To me, this bug is most similar to the Timsort bug back in 2015 [1].

Timsort is an ingenious hybrid sorting algorithm originated from CPython and many implementations including OpenJDK adopted it mostly via a source-by-source translation. Timsort particularly maintains a stack of sorted runs, and due to the construction there is a small enough finite limit in the maximum possible stack size. However the original CPython implementation didn't exactly match what was proven, so there were rare cases where stack overflow could happen. So this was a serious security bug in CPython, but wasn't in OpenJDK because Java instead threw an exception in that case.

Similarly, this WebP bug occurred because the largest table size was formally proven but it didn't match what was fed to the source code. This kind of bugs is not only hard to verify but also hard to review, because of course there is a proof and the source code seems to match the proof, so it should be okay!

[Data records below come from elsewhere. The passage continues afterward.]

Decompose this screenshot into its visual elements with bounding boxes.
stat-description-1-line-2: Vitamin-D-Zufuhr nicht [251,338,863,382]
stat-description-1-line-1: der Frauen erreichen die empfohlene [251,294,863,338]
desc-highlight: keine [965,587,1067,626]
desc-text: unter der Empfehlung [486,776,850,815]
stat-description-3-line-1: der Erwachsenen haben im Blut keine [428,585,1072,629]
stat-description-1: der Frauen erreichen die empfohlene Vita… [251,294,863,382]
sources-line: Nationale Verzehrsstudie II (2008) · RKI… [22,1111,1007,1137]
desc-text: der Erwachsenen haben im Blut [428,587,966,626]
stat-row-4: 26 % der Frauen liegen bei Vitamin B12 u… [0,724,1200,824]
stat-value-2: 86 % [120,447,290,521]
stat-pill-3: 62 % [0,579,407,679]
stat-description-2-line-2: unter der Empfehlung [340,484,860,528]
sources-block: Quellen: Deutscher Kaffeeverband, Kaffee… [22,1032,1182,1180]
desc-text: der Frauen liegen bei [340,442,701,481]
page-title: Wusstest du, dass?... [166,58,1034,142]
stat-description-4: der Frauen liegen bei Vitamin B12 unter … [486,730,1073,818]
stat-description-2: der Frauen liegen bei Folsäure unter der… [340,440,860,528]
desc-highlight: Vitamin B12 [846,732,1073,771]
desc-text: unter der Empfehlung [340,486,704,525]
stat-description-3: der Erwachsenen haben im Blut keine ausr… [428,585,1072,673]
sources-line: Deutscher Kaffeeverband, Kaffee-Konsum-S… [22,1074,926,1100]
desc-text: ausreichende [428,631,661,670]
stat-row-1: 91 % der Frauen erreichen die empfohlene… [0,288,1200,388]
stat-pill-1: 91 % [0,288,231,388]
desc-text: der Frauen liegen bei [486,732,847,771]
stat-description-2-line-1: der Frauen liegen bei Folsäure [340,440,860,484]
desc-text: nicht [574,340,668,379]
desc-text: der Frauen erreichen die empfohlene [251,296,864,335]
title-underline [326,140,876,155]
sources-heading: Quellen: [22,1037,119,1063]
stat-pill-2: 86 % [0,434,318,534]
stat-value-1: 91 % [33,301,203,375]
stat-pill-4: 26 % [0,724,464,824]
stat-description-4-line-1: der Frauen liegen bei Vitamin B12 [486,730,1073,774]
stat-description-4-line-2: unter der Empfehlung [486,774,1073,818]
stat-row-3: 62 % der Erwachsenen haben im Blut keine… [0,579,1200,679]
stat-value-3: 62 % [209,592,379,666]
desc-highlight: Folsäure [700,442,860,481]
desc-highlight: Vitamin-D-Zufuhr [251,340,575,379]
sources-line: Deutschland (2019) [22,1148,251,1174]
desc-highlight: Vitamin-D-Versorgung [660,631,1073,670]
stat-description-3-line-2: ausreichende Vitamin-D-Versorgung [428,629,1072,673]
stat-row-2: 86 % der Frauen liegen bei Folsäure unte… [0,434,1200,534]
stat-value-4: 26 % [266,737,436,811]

This bug suggests strong needs for approachable formal verification, including the use of memory-safe languages (type systems can be regarded as a weak form of formal verification), not human reviews.

[1] http://envisage-project.eu/wp-content/uploads/2015/02/sortin...

Specifically, since performance is crucial for this type of work, it should be written in WUFFS. WUFFS doesn't emit bounds checks (as Java does and as Rust would where it's unclear why something should be in bounds at runtime) it just rejects programs where it can't see why the indexes are in-bounds.

https://github.com/google/wuffs

You can explicitly write the same checks and meet this requirement, but chances are since you believe you're producing a high performance piece of software which doesn't need checks you'll instead be pulled up by the fact the WUFFS tooling won't accept your code and discover you got it wrong.

This is weaker than full blown formal verification, but not for the purpose we care about in program safety, thus a big improvement on humans writing LGTM.